Konsumen di Inggris semakin mau untuk membayar berita-berita internet, meskipun kebanyakan masih memilih untuk tidak membayar.

Persentase pengguna internet yang membaca berita berbayar naik lebih dari dua kali lipat menjadi 9% selama 10 bulan terakhir, demikian menurut sebuah penelitian.

Peningkatan tersebut juga terjadi di Amerika Serikat, Prancis, dan Jerman, meskipun hal sebaliknya terjadi di Denmark.

Mereka yang berusia 25 hingga 34 tahun, dianggap paling siap untuk membayar dan lelaki juga ternyata lebih mau membayar daripada perempuan.

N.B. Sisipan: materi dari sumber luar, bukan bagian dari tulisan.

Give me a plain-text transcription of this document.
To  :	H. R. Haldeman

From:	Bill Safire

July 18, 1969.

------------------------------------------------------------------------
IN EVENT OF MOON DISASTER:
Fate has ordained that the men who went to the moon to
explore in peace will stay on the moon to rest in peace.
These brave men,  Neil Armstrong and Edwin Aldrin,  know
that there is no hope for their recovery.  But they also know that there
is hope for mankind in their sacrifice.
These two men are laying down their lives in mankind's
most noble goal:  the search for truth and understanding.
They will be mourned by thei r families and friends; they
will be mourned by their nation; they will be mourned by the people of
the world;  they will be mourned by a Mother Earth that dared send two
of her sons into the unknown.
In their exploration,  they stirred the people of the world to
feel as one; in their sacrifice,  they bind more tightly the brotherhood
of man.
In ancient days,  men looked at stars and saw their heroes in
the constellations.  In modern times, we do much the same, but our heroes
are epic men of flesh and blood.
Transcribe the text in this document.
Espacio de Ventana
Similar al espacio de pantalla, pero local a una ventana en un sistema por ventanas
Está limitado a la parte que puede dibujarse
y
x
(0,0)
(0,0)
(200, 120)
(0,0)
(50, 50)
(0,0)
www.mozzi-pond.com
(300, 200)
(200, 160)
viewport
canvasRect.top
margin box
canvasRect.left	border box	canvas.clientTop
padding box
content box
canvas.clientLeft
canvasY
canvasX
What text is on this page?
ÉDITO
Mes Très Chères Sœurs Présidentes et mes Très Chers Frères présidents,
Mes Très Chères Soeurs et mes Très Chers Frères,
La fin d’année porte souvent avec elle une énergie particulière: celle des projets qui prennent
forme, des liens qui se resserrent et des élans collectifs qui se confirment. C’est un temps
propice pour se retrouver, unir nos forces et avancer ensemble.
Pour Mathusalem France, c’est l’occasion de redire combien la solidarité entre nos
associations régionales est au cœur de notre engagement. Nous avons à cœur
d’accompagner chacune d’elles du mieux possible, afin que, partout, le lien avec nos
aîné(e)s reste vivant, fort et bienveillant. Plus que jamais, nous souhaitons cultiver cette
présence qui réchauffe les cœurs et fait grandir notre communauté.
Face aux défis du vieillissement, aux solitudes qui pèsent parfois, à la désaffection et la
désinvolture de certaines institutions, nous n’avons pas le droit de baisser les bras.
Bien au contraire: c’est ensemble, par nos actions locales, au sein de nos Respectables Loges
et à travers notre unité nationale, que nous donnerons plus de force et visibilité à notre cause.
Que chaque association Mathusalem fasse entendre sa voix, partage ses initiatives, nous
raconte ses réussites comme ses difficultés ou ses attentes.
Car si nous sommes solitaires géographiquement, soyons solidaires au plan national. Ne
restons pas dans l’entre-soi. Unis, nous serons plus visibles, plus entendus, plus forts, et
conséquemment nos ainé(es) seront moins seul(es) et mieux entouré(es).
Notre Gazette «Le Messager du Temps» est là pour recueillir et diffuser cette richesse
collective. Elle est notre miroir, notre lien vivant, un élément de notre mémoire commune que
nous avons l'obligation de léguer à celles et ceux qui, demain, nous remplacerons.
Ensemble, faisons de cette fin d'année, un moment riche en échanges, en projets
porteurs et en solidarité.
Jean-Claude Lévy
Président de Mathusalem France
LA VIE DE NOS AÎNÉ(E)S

Penelitian ini menarik bagi industri surat kabar, termasuk Sun, Daily Telegraph, Bild dan Washington Post, yang semuanya berencana untuk menerapkan berita berbayar tahun ini.

Para peneliti mengatakan di AS, kepemilikan tablet atau ponsel pintar telah mendorong pembayaran - terutama pada perangkat-perangkat yang dibuat oleh Apple.

Namun, mereka memperingatkan bahwa efek penggunaan tablet ini tidak terlalu besar di Inggris. Hal ini mungkin disebabkan karena begitu banyak aplikasi berita yang ditawarkan secara gratis.

Sumber penting

"Data ini mengindikasikan, rata-rata, 10% orang telah membayar untuk berita dalam bentuk digital, naik sepertiga dari tahun sebelumnya," kata Robert Picard, direktur penelitian di Reuters Institute for the Study of Journalism, yang melakukan studi tersebut.

"Majalah yang memuat isu tentang kepentingan publik lebih mudah menjaring pengguna untuk membayar daripada surat kabar, terutama pada tablet, karena pembayaran digital untuk majalah dapat menawarkan analisis berita dan komentar dengan cara sumber yang tidak dilakukan saluran berita pada umumnya."

Sebanyak 11.000 orang di sembilan negara berpartisipasi dalam survei ini. BBC, Google dan regulator media Ofcom adalah beberapa sponsornya.

Responden mengatakan internet telah menjadi sumber yang paling penting untuk berita di Spanyol, Italia, Jepang, dan razil daerah perkotaan.

Namun televisi masih menjadi layanan berita utama bagi Jerman, Prancis, Denmark, Inggris, dan Amerika Serikat.